UPDATE:  SO this came across my Twitter feed and it didn’t even occur to me to look at the date.  This poll came out last year!  That being said, it’s there.  We’ve been talking about the tipping point a lot the past couple of weeks, and really, it’s an ongoing process.  These years, themselves, are the tipping point.  So we’re going to have a poll here that looks good, one there where we’re under by a couple of points, and then, in the next couple of years, it’s going to break off in our direction for good.  The rest of the post stands.

A new ABC News/Washington Poll has been released was released last year, and something has changed:

Take gay marriage, legal in Massachusetts, Connecticut and now Iowa, with Vermont coming aboard in September. At its low, in 2004, just 32 percent of Americans favored gay marriage, with 62 percent opposed. Now 49 percent support it, vs. 46 percent opposed – the first time in ABC/Post polls that supporters have outnumbered opponents.

More than half, moreover – 53 percent – say a gay marriage held legally in another state should be recognized as legal in their own state.

The surprise is that the shift has occurred across ideological groups. While conservatives are least apt to favor gay marriage, they’ve gone from 10 percent support in 2004 to 19 percent in 2006 and 30 percent now – overall a 20-point, threefold increase, alongside a 13-point gain among liberals and 14 points among moderates. (Politically, support for gay marriage has risen sharply among Democrats and independents alike, while far more slightly among Republicans.)

The tide has turned.  There is no reasonable indication that these numbers won’t continue to rise and rise.  Maggie Gallagher and everyone who thinks like her has lost.  Last night, Argentina welcomed marriage equality.  Today, a DC Court of Appeals told Harry Jackson and Tony Perkins to shove off in their quest to put minority rights up to a vote.  And now we have our first poll with a majority of Americans expressing support for full marriage equality for LGBT citizens.  (The bigots are having a really bad day!)

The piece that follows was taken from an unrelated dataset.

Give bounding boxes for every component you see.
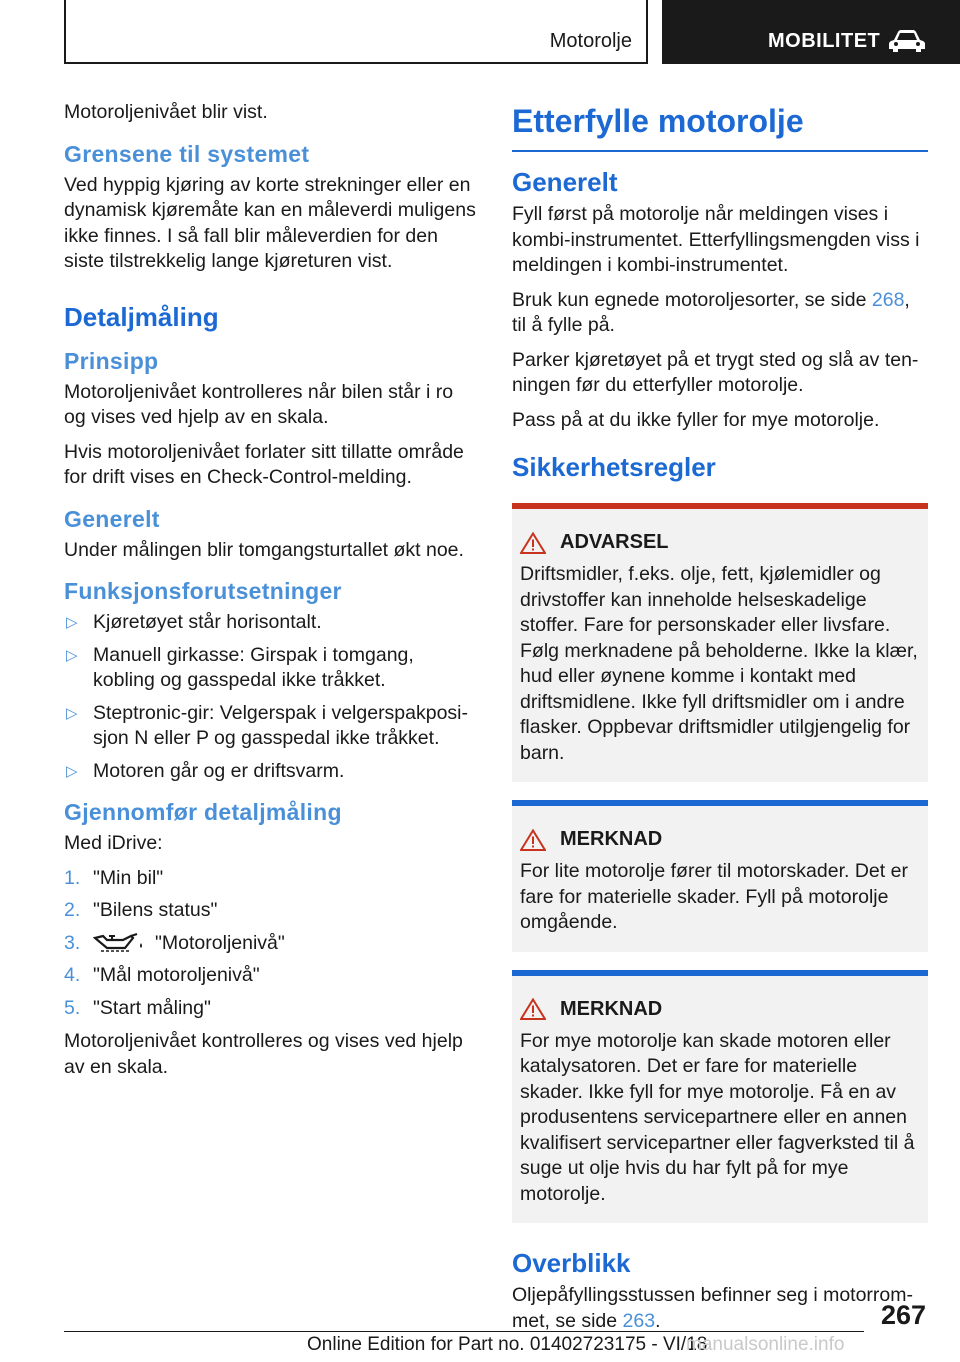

The fight, of course, is not over.  The professional anti-gay set will get more extreme in their rhetoric over the coming years, and there’s a possibility that they’ll incite violence from the lowest common denominators of our society.  But the war is, essentially, won.  Now we just have to stay engaged as it plays out to its conclusion.  The crazy thing is that it’ll be done without one fundamentalist losing her rights to be as bigoted as she wants.